ベルリン国際映画祭(ベルリナーレ)と並行して開催されるヨーロピアン・フィルム・マーケット(EFM)の新責任者に就任したタニヤ・マイスナーが、インディーズ映画業界の課題と今後の展望について、ハリウッド・レポーターで語っている。コロナ禍以降、インディーズ映画市場は大きな打撃を受け、いまだに回復途上になる中、マーケットの役割について語り、新たな観客を創出し、ビジネスモデルの変革が必要だと訴える。
タニヤ・マイスナーは、フランスのメメント・フィルムズ・インターナショナルやセルロイド・ドリームスでセールス&アクイジション担当重役を務めるなど、20年以上にわたりヨーロッパ映画界で活躍してきた。ベルリンのEFMには長年参加しており、その名は広く知られている。今回、彼女はベルリナーレ・プロの新ディレクターとして、ベルリンの映画産業全体を統括し、マーケットを指揮する立場となった。2月13日から19日まで開催されるEFMには、140カ国以上から約12,000人の映画関係者が集まり、600以上の出展者が映画を売買するという。
インディーズ映画業界の危機
インディーズ映画業界は厳しい状況にある。COVID-19以前の水準を大きく下回る興行収入、インフレによるコスト上昇、そしてストリーミング業者がインディーズ映画から手を引く中で、映画製作者や販売者、出資者は危機にさらされている。
マイスナーは、この状況を打開するために、EFMの刷新を進めている。新たに「Gen Z Audience Award」と「Distributor Award」を導入し、若年層の観客や配給業者への注目を高める施策を打ち出した。
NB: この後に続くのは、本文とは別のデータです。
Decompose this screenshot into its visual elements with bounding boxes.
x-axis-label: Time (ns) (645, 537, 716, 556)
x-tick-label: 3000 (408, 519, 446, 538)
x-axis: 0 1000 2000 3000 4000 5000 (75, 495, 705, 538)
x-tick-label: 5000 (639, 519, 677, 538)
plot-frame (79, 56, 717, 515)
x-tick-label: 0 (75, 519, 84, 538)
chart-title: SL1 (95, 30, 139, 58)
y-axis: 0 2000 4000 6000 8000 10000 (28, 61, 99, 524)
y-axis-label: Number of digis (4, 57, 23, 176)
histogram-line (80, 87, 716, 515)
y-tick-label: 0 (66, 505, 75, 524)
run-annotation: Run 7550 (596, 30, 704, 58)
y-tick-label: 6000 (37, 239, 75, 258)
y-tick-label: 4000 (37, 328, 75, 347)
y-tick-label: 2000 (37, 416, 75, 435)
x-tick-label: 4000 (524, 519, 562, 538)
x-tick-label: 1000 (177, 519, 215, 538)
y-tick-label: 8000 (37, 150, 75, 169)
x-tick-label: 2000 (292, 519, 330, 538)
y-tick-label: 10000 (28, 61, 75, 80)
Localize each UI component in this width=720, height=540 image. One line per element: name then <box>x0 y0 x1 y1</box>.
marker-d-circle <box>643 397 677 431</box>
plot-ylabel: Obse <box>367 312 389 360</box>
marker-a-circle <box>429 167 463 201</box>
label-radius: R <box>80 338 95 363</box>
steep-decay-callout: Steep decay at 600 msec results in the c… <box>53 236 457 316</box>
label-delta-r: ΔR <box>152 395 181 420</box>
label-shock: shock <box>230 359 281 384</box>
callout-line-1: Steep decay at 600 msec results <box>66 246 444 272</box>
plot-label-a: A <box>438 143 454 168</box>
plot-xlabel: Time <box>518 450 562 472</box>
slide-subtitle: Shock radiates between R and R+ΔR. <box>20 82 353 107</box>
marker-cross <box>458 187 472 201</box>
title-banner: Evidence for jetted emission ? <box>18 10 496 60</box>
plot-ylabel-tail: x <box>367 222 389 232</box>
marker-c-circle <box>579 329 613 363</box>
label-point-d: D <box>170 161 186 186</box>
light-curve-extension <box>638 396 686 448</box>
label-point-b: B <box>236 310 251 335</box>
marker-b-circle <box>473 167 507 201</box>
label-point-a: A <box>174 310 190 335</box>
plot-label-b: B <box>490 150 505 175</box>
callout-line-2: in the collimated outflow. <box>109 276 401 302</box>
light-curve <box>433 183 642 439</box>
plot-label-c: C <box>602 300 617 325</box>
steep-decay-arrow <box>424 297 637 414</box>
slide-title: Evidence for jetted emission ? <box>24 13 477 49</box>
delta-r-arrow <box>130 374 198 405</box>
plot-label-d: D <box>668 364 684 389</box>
「Gen Z Audience Awardでは、若い世代の観客を映画業界に迎え入れ、世代を超えた交流を促進したい。彼らが映画について議論し、関わる方法を進化させることが目的だ」と説明する。
また、「Distributor Award」については「映画業界において配給会社の役割は極めて重要だ。映画祭では監督やプロデューサーが評価されがちだが、配給業者にもスポットを当てるべきだ。配給業者の活動は文化的な価値が高く、民主主義を支えるものでもある」と語った。
Z世代賞の審査員は、映画学校出身の20〜28歳の若者で構成されており、プロデューサーと直接対話し、フィードバックを行う。マイスナーは、この取り組みを「映画批評の民主化」と位置付ける。
市場の現状と持続可能なビジネスモデル
現在、インディペンデント映画業界は大きな経済的圧力に直面している。多くの関係者が持続可能なビジネスモデルを模索し、リスクを分散するための協業にシフトしている。
「活気ある映画文化があれば、観客は増える。だからこそ、共同制作やクリエイティブなコラボレーションが重要だ」とマイスナーは指摘する。
また、持続可能性も大きな課題となっている。「グリーンシューティングの推進や、デジタルインフラへの投資が必要だ。しかし、導入にはコストがかかる。AIの活用は大きな可能性を秘めているが、同時に破壊的な側面もある」と語る.
データとAIが未来を拓く
さらに、「今後のEFMはデータ主導のマーケットプレイスへと進化しなければならない。消費者との関係はデータとAI、テクノロジーによって管理される。だからこそ、私たち自身がこれらのテクノロジーを活用し、スキルを磨くことが不可欠だ」と締めくくった。
持続可能な映画産業の発展はいかにしてなしうるか、ストリーミング市場の拡大によって劇場という市場の将来性、そして国際映画祭でかかるようなタイプの映画が今、どのように、どこで求められるのか。模索が続いている。